Poetry News

Speculative Thinking With Srikanth Reddy & Lucy Ives

Originally Published: June 23, 2015

In "The Technocrat's Guide to the Galaxy," poet Srikanth Reddy talks with Lucy Ives "about the possible plurality of worlds, poets as 'feeling machines,' and how to make an aesthetic object out of bureaucratic relics of the space race," referencing a talk Reddy gave at Triple Canopy's 2013 show at MoMA/PS1, Speculations (“The future is ______”), which comprised 50 days of lectures, discussions, and debates about the future with leading leaders and thinking thinkers of now. "You seemed so comfortable in this speculative mode of thinking!" says Ives. "I’m curious what role speculative thinking might play in your work." "...If you don’t think about the distant future of our contemporary historical moment—the longue durée, as it were—then it’s very easy for one’s political or aesthetic practice to be too circumscribed in the 'now.' Or even in one’s domestic practice, for that matter," replies Reddy. More from this excellent conversation:

Ives In your second collection of poetry, Voyager (2011), there is certainly some interest in speculative thinking, since the book speaks to the possibility of a plurality of worlds. Interestingly, this happens through the erasure, appropriation, and rewriting of a memoir by Kurt Waldheim, former secretary-general of the United Nations and, as was revealed during his (successful) run for the Austrian presidency in 1985, intelligence officer in Hitler’s Wehrmacht.

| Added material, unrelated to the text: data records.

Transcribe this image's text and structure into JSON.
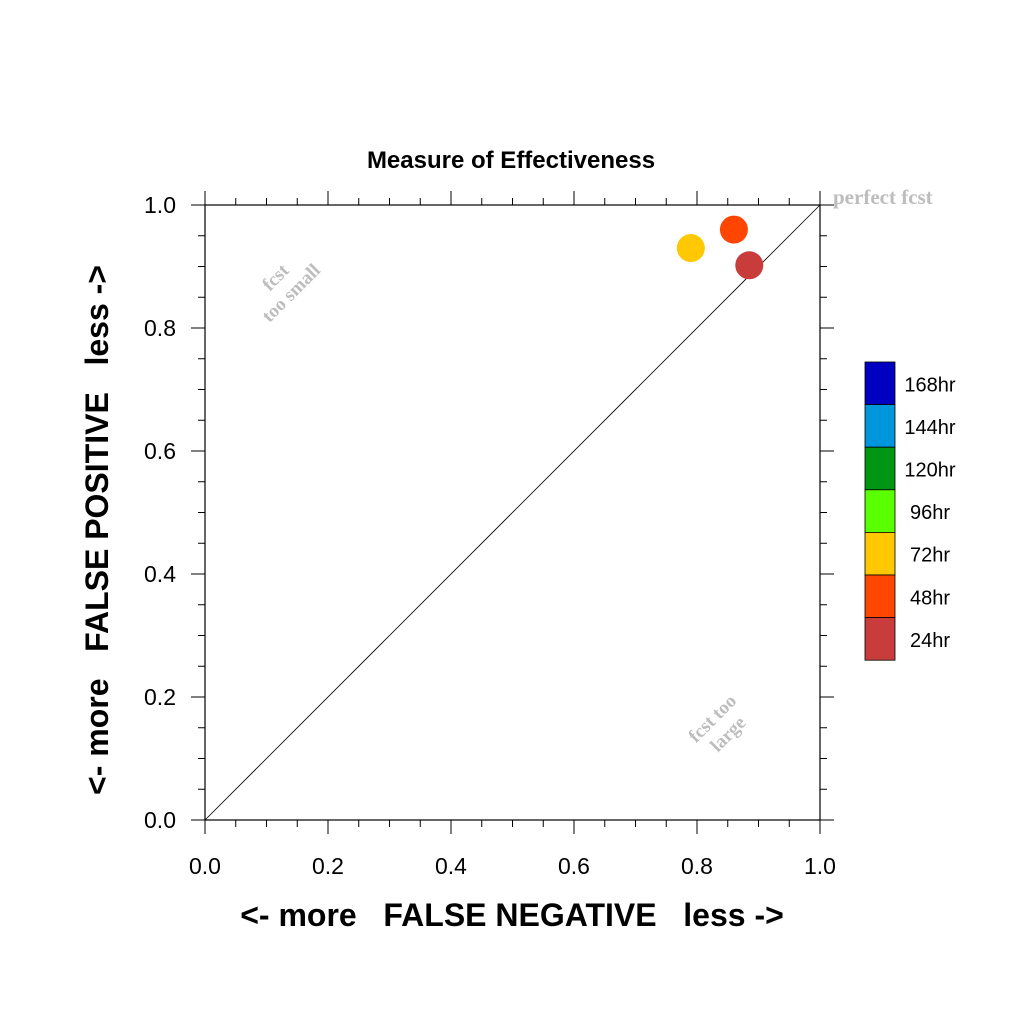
{
  "chart_data": {
    "type": "scatter",
    "title": "Measure of Effectiveness",
    "xlabel": "<- more   FALSE NEGATIVE   less ->",
    "ylabel": "<- more   FALSE POSITIVE   less ->",
    "xlim": [
      0.0,
      1.0
    ],
    "ylim": [
      0.0,
      1.0
    ],
    "x_tick_labels": [
      "0.0",
      "0.2",
      "0.4",
      "0.6",
      "0.8",
      "1.0"
    ],
    "y_tick_labels": [
      "0.0",
      "0.2",
      "0.4",
      "0.6",
      "0.8",
      "1.0"
    ],
    "grid": false,
    "diagonal_reference_line": true,
    "annotations": {
      "perfect": "perfect fcst",
      "too_small_line1": "fcst",
      "too_small_line2": "too small",
      "too_large_line1": "fcst too",
      "too_large_line2": "large"
    },
    "legend_position": "right",
    "legend": [
      {
        "label": "168hr",
        "color": "#0000c0"
      },
      {
        "label": "144hr",
        "color": "#0096dc"
      },
      {
        "label": "120hr",
        "color": "#009614"
      },
      {
        "label": "96hr",
        "color": "#5aff00"
      },
      {
        "label": "72hr",
        "color": "#ffc800"
      },
      {
        "label": "48hr",
        "color": "#ff4600"
      },
      {
        "label": "24hr",
        "color": "#c83c3c"
      }
    ],
    "points": [
      {
        "lead": "72hr",
        "x": 0.79,
        "y": 0.93,
        "color": "#ffc800"
      },
      {
        "lead": "48hr",
        "x": 0.86,
        "y": 0.96,
        "color": "#ff4600"
      },
      {
        "lead": "24hr",
        "x": 0.885,
        "y": 0.902,
        "color": "#c83c3c"
      }
    ]
  }
}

Reddy In a way, as I worked on Voyager I was interested in some cosmological questions—“How many worlds are there?” or “How many objects are there in the world?” or “Is the world a single object?”—that real philosophers might find somewhat boring. But in the book I’m trying to deal with these problems not so much speculatively as concretely, through a reading of Waldheim’s hopelessly partial and duplicitous account of the world, trying to retrieve other imaginative cosmologies from inside of that falsely totalizing technocratic text. So the cosmological project of Voyager is more about investigative reading than about speculation to a certain extent.

[...]

Ives ...I’d like to know...how you think about the role of the poet or the “creative writer” within the academy. Is poetry ever a kind of knowledge, in an academic sense?

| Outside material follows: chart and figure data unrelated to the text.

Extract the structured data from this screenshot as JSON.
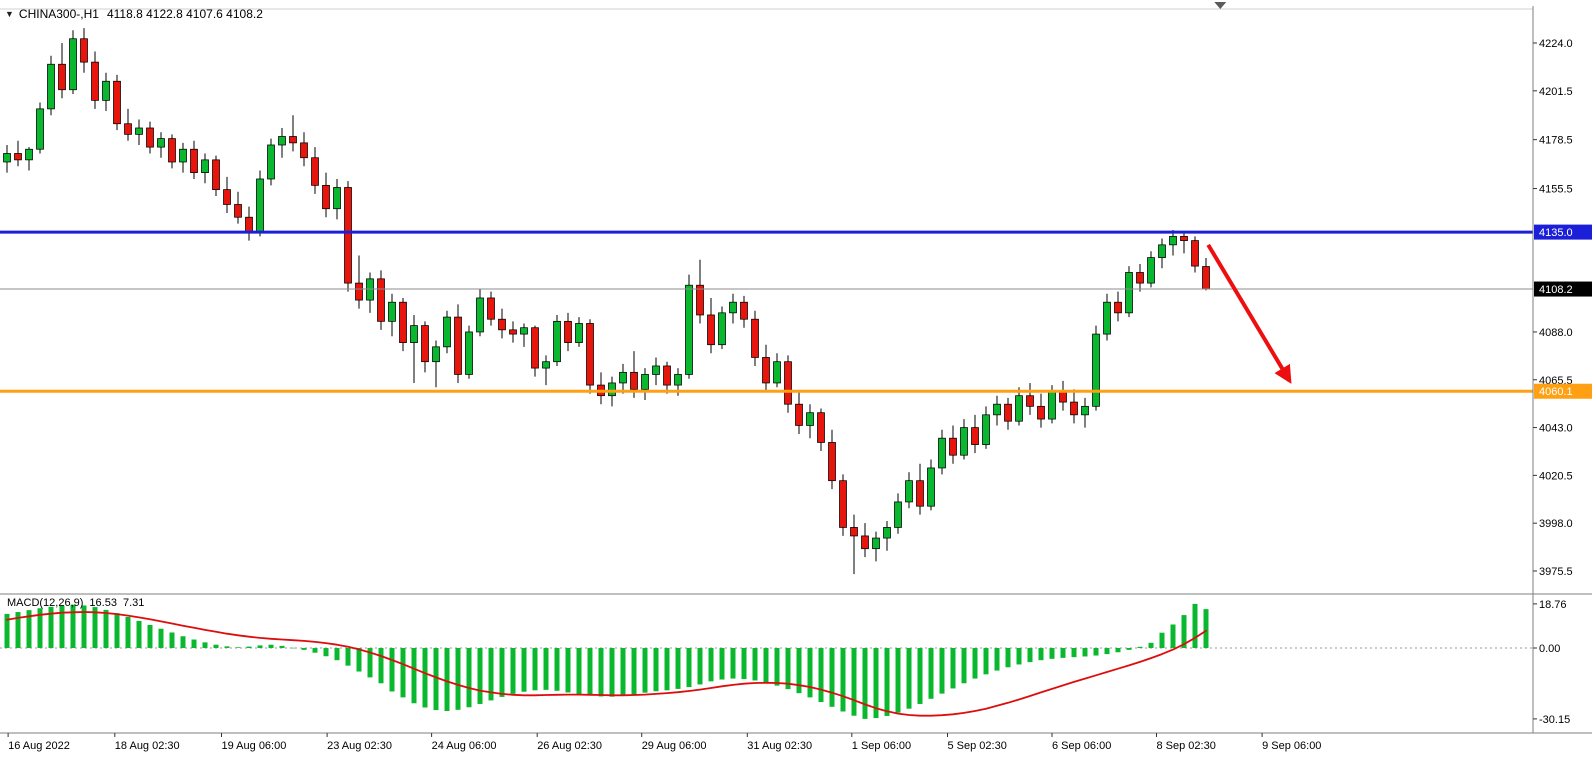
{
  "window": {
    "dropdown_icon": "▼",
    "symbol_period": "CHINA300-,H1",
    "ohlc_values": "4118.8 4122.8 4107.6 4108.2"
  },
  "colors": {
    "background": "#ffffff",
    "bull": "#0ab82f",
    "bear": "#e8150d",
    "wick": "#000000",
    "frame": "#7f7f7f",
    "top_border": "#d0d0d0",
    "axis_text": "#000000",
    "histogram": "#0ab82f",
    "signal_line": "#dd0d0d",
    "zero_line": "#9a9a9a",
    "arrow": "#ed0f0f",
    "resistance": "#1c1fd8",
    "support": "#ffa013",
    "current_price": "#8c8c8c"
  },
  "price_axis": {
    "ticks": [
      4224.0,
      4201.5,
      4178.5,
      4155.5,
      4088.0,
      4065.5,
      4043.0,
      4020.5,
      3998.0,
      3975.5
    ],
    "badges": [
      {
        "text": "4135.0",
        "price": 4135.0,
        "bg": "#1c1fd8",
        "fg": "#ffffff"
      },
      {
        "text": "4108.2",
        "price": 4108.2,
        "bg": "#000000",
        "fg": "#ffffff"
      },
      {
        "text": "4060.1",
        "price": 4060.1,
        "bg": "#ffa013",
        "fg": "#ffffff"
      }
    ]
  },
  "time_axis": {
    "labels": [
      {
        "label": "16 Aug 2022",
        "bar": 0.1
      },
      {
        "label": "18 Aug 02:30",
        "bar": 9.8
      },
      {
        "label": "19 Aug 06:00",
        "bar": 19.5
      },
      {
        "label": "23 Aug 02:30",
        "bar": 29.1
      },
      {
        "label": "24 Aug 06:00",
        "bar": 38.6
      },
      {
        "label": "26 Aug 02:30",
        "bar": 48.2
      },
      {
        "label": "29 Aug 06:00",
        "bar": 57.7
      },
      {
        "label": "31 Aug 02:30",
        "bar": 67.3
      },
      {
        "label": "1 Sep 06:00",
        "bar": 76.8
      },
      {
        "label": "5 Sep 02:30",
        "bar": 85.5
      },
      {
        "label": "6 Sep 06:00",
        "bar": 95.0
      },
      {
        "label": "8 Sep 02:30",
        "bar": 104.5
      },
      {
        "label": "9 Sep 06:00",
        "bar": 114.1
      }
    ]
  },
  "macd_panel": {
    "label": "MACD(12,26,9)",
    "main_value": "16.53",
    "signal_value": "7.31",
    "axis_labels": [
      18.76,
      0.0,
      -30.15
    ]
  },
  "annotations": {
    "levels": {
      "resistance_line": {
        "price": 4135.0,
        "color": "#1c1fd8",
        "width": 3
      },
      "current_price_line": {
        "price": 4108.2,
        "color": "#8c8c8c",
        "width": 1
      },
      "support_line": {
        "price": 4060.1,
        "color": "#ffa013",
        "width": 3
      }
    },
    "arrow": {
      "color": "#ed0f0f",
      "from": {
        "bar": 109.2,
        "price": 4129
      },
      "to": {
        "bar": 116.6,
        "price": 4065
      }
    },
    "scroll_marker_bar": 110.3
  },
  "chart_data": {
    "type": "candlestick",
    "title": "CHINA300-,H1",
    "symbol": "CHINA300-",
    "timeframe": "H1",
    "price_ylim": [
      3968,
      4240
    ],
    "current_bar": {
      "open": 4118.8,
      "high": 4122.8,
      "low": 4107.6,
      "close": 4108.2
    },
    "candles": [
      [
        4168,
        4176,
        4163,
        4172
      ],
      [
        4172,
        4178,
        4166,
        4169
      ],
      [
        4169,
        4175,
        4164,
        4174
      ],
      [
        4174,
        4196,
        4172,
        4193
      ],
      [
        4193,
        4218,
        4190,
        4214
      ],
      [
        4214,
        4224,
        4198,
        4202
      ],
      [
        4202,
        4230,
        4200,
        4226
      ],
      [
        4226,
        4231,
        4210,
        4215
      ],
      [
        4215,
        4220,
        4193,
        4197
      ],
      [
        4197,
        4210,
        4192,
        4206
      ],
      [
        4206,
        4209,
        4183,
        4186
      ],
      [
        4186,
        4193,
        4178,
        4181
      ],
      [
        4181,
        4188,
        4176,
        4184
      ],
      [
        4184,
        4187,
        4172,
        4175
      ],
      [
        4175,
        4182,
        4170,
        4179
      ],
      [
        4179,
        4181,
        4165,
        4168
      ],
      [
        4168,
        4177,
        4163,
        4174
      ],
      [
        4174,
        4178,
        4160,
        4163
      ],
      [
        4163,
        4172,
        4158,
        4169
      ],
      [
        4169,
        4171,
        4152,
        4155
      ],
      [
        4155,
        4161,
        4144,
        4148
      ],
      [
        4148,
        4154,
        4139,
        4142
      ],
      [
        4142,
        4147,
        4131,
        4135
      ],
      [
        4135,
        4164,
        4133,
        4160
      ],
      [
        4160,
        4179,
        4157,
        4176
      ],
      [
        4176,
        4184,
        4170,
        4180
      ],
      [
        4180,
        4190,
        4173,
        4177
      ],
      [
        4177,
        4182,
        4166,
        4170
      ],
      [
        4170,
        4175,
        4153,
        4157
      ],
      [
        4157,
        4163,
        4142,
        4146
      ],
      [
        4146,
        4160,
        4141,
        4156
      ],
      [
        4156,
        4159,
        4107,
        4111
      ],
      [
        4111,
        4124,
        4099,
        4103
      ],
      [
        4103,
        4116,
        4097,
        4113
      ],
      [
        4113,
        4117,
        4089,
        4093
      ],
      [
        4093,
        4106,
        4086,
        4102
      ],
      [
        4102,
        4104,
        4079,
        4083
      ],
      [
        4083,
        4096,
        4064,
        4091
      ],
      [
        4091,
        4093,
        4069,
        4074
      ],
      [
        4074,
        4084,
        4062,
        4081
      ],
      [
        4081,
        4098,
        4078,
        4095
      ],
      [
        4095,
        4101,
        4064,
        4068
      ],
      [
        4068,
        4091,
        4066,
        4088
      ],
      [
        4088,
        4108,
        4086,
        4104
      ],
      [
        4104,
        4107,
        4091,
        4094
      ],
      [
        4094,
        4099,
        4085,
        4089
      ],
      [
        4089,
        4093,
        4083,
        4087
      ],
      [
        4087,
        4092,
        4081,
        4090
      ],
      [
        4090,
        4091,
        4067,
        4071
      ],
      [
        4071,
        4077,
        4063,
        4074
      ],
      [
        4074,
        4096,
        4072,
        4093
      ],
      [
        4093,
        4097,
        4079,
        4083
      ],
      [
        4083,
        4095,
        4081,
        4092
      ],
      [
        4092,
        4094,
        4059,
        4063
      ],
      [
        4063,
        4069,
        4054,
        4058
      ],
      [
        4058,
        4067,
        4053,
        4064
      ],
      [
        4064,
        4073,
        4059,
        4069
      ],
      [
        4069,
        4079,
        4057,
        4061
      ],
      [
        4061,
        4071,
        4056,
        4068
      ],
      [
        4068,
        4076,
        4063,
        4072
      ],
      [
        4072,
        4074,
        4059,
        4063
      ],
      [
        4063,
        4071,
        4058,
        4068
      ],
      [
        4068,
        4115,
        4066,
        4110
      ],
      [
        4110,
        4122,
        4092,
        4096
      ],
      [
        4096,
        4104,
        4078,
        4082
      ],
      [
        4082,
        4100,
        4080,
        4097
      ],
      [
        4097,
        4106,
        4092,
        4102
      ],
      [
        4102,
        4105,
        4090,
        4094
      ],
      [
        4094,
        4098,
        4072,
        4076
      ],
      [
        4076,
        4082,
        4060,
        4064
      ],
      [
        4064,
        4078,
        4062,
        4074
      ],
      [
        4074,
        4077,
        4050,
        4054
      ],
      [
        4054,
        4060,
        4040,
        4044
      ],
      [
        4044,
        4054,
        4038,
        4050
      ],
      [
        4050,
        4052,
        4032,
        4036
      ],
      [
        4036,
        4042,
        4014,
        4018
      ],
      [
        4018,
        4021,
        3992,
        3996
      ],
      [
        3996,
        4002,
        3974,
        3992
      ],
      [
        3992,
        3998,
        3982,
        3986
      ],
      [
        3986,
        3994,
        3980,
        3991
      ],
      [
        3991,
        3999,
        3985,
        3996
      ],
      [
        3996,
        4012,
        3993,
        4008
      ],
      [
        4008,
        4022,
        4005,
        4018
      ],
      [
        4018,
        4026,
        4002,
        4006
      ],
      [
        4006,
        4028,
        4004,
        4024
      ],
      [
        4024,
        4042,
        4021,
        4038
      ],
      [
        4038,
        4044,
        4026,
        4030
      ],
      [
        4030,
        4047,
        4028,
        4043
      ],
      [
        4043,
        4049,
        4031,
        4035
      ],
      [
        4035,
        4053,
        4033,
        4049
      ],
      [
        4049,
        4058,
        4044,
        4054
      ],
      [
        4054,
        4057,
        4042,
        4046
      ],
      [
        4046,
        4062,
        4044,
        4058
      ],
      [
        4058,
        4064,
        4049,
        4053
      ],
      [
        4053,
        4059,
        4043,
        4047
      ],
      [
        4047,
        4063,
        4045,
        4060
      ],
      [
        4060,
        4065,
        4051,
        4055
      ],
      [
        4055,
        4061,
        4045,
        4049
      ],
      [
        4049,
        4057,
        4043,
        4053
      ],
      [
        4053,
        4091,
        4051,
        4087
      ],
      [
        4087,
        4106,
        4084,
        4102
      ],
      [
        4102,
        4107,
        4093,
        4097
      ],
      [
        4097,
        4119,
        4095,
        4116
      ],
      [
        4116,
        4120,
        4107,
        4111
      ],
      [
        4111,
        4126,
        4109,
        4123
      ],
      [
        4123,
        4132,
        4118,
        4129
      ],
      [
        4129,
        4136,
        4124,
        4133
      ],
      [
        4133,
        4135,
        4125,
        4131
      ],
      [
        4131,
        4133,
        4116,
        4119
      ],
      [
        4118.8,
        4122.8,
        4107.6,
        4108.2
      ]
    ],
    "macd": {
      "type": "histogram+line",
      "ylim": [
        -30.15,
        18.76
      ],
      "histogram": [
        14.5,
        15.3,
        16.1,
        16.9,
        17.5,
        18.0,
        18.4,
        18.1,
        17.4,
        16.2,
        14.8,
        13.2,
        11.5,
        9.8,
        8.2,
        6.6,
        5.0,
        3.6,
        2.4,
        1.4,
        0.7,
        0.3,
        0.6,
        1.1,
        1.4,
        0.9,
        0.1,
        -0.8,
        -2.0,
        -3.5,
        -5.2,
        -7.5,
        -10.0,
        -12.5,
        -15.0,
        -18.5,
        -21.0,
        -23.5,
        -25.3,
        -26.4,
        -26.8,
        -26.3,
        -25.2,
        -23.8,
        -22.3,
        -20.8,
        -19.5,
        -18.6,
        -18.0,
        -17.8,
        -18.2,
        -18.9,
        -19.6,
        -20.2,
        -20.6,
        -20.7,
        -20.4,
        -19.8,
        -19.0,
        -18.4,
        -18.0,
        -17.4,
        -16.6,
        -15.5,
        -14.2,
        -13.4,
        -13.0,
        -13.2,
        -13.8,
        -14.8,
        -16.0,
        -17.5,
        -19.2,
        -21.0,
        -23.0,
        -25.0,
        -27.0,
        -28.8,
        -30.15,
        -29.8,
        -28.9,
        -27.5,
        -25.8,
        -23.8,
        -21.6,
        -19.4,
        -17.2,
        -15.0,
        -13.0,
        -11.2,
        -9.6,
        -8.2,
        -7.0,
        -6.0,
        -5.2,
        -4.6,
        -4.2,
        -3.9,
        -3.6,
        -3.2,
        -2.6,
        -1.8,
        -0.8,
        0.5,
        2.2,
        6.5,
        10.0,
        14.0,
        18.76,
        16.53
      ],
      "signal": [
        12.0,
        12.8,
        13.5,
        14.1,
        14.6,
        15.0,
        15.2,
        15.3,
        15.2,
        14.9,
        14.4,
        13.8,
        13.0,
        12.2,
        11.3,
        10.4,
        9.5,
        8.6,
        7.7,
        6.9,
        6.1,
        5.4,
        4.8,
        4.3,
        3.9,
        3.6,
        3.3,
        3.0,
        2.6,
        2.1,
        1.4,
        0.5,
        -0.6,
        -1.9,
        -3.4,
        -5.1,
        -6.9,
        -8.8,
        -10.7,
        -12.5,
        -14.2,
        -15.7,
        -17.0,
        -18.1,
        -18.9,
        -19.5,
        -19.9,
        -20.1,
        -20.1,
        -20.0,
        -19.9,
        -19.8,
        -19.8,
        -19.9,
        -20.0,
        -20.1,
        -20.1,
        -20.0,
        -19.8,
        -19.5,
        -19.2,
        -18.8,
        -18.3,
        -17.7,
        -17.0,
        -16.3,
        -15.7,
        -15.2,
        -14.9,
        -14.8,
        -14.9,
        -15.2,
        -15.8,
        -16.6,
        -17.7,
        -19.0,
        -20.5,
        -22.2,
        -24.0,
        -25.6,
        -26.9,
        -27.9,
        -28.5,
        -28.8,
        -28.8,
        -28.6,
        -28.2,
        -27.6,
        -26.8,
        -25.8,
        -24.6,
        -23.3,
        -21.9,
        -20.4,
        -18.9,
        -17.4,
        -15.9,
        -14.4,
        -13.0,
        -11.6,
        -10.2,
        -8.8,
        -7.4,
        -5.9,
        -4.3,
        -2.6,
        -0.7,
        1.6,
        4.3,
        7.31
      ]
    }
  }
}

Reddy I hear a lot of colleagues in the humanities self-describe as knowledge workers. I don’t think that’s a helpful way of describing what a poet is doing, even within an institutional context. This is an old-fashioned, probably romantic distinction, but I think of the poet more as a “feeling worker,” or an “affective worker.” Not that I’m hoping for a return to sentimentalism in the art. It’s just that I’m skeptical of any knowledge claim people make for poetry. I’ve never seen the art form as one that is epistemological in that sense. I find that it’s more of a technology of feeling than anything else, or at least, I feel that poetry helps me to orient myself affectively in the world—that this is the work it does for me in my experience, though naturally others will invariably find that it does other forms of work for them. It’s a hopelessly rough-hewn way of overstating the case, the way I’m making these distinctions, of course!

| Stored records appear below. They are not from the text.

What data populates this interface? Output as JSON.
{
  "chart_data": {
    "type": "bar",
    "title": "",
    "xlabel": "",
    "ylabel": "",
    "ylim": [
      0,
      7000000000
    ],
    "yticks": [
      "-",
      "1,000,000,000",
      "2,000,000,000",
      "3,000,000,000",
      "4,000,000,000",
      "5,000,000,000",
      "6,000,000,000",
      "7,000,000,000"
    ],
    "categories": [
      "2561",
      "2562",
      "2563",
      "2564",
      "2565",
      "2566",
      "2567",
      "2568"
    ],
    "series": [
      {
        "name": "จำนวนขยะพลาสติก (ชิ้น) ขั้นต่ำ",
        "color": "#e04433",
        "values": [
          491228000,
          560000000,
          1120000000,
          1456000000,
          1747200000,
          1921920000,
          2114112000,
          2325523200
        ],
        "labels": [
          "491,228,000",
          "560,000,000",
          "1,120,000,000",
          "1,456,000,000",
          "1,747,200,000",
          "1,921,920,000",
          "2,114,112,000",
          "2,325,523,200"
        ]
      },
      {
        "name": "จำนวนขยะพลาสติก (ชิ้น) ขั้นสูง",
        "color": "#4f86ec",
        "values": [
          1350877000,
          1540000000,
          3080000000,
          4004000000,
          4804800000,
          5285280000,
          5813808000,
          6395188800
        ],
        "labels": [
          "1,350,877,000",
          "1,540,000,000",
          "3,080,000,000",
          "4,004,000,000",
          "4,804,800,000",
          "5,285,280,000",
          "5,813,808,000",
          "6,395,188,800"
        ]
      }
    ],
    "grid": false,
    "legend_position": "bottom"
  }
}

Ives And yet there are what one might call philosophic tendencies within your work—an interest in contemplation, for example.

Reddy In the first book of Voyager there is a series of propositions about the world that very loosely echoes Wittgenstein’s Tractatus. I wasn’t really trying to do philosophy here; I was trying to feel my way toward a kind of philosophical music that was more “flattened out” than the lyric, tonally speaking. The philosophical premise of Book One of Voyager was just that: a kind of a premise for the construction of poetic language. I’m very drawn to conceptual work, since it has a kind of philosophical inflection. (I’m thinking of writers like Tan Lin or Lisa Robertson here, though they may not self-identify as “conceptualists” in a strict sense). But I think it would be a dangerous mistake to make the claim that my own poem—or, in a sense, any poem—is actually doing philosophy! Rather, one could say that the poem—my own poem, that is—is adopting the rhetorical and tonal, and even narratological, strategies of philosophy in order to achieve aesthetic effects. That’s what I like about conceptual work: how it makes me feel. Not that it gives me a new set of political or epistemological tools to make my way in the world. Rather, it allows me to feel my way to a proper stance toward these tools.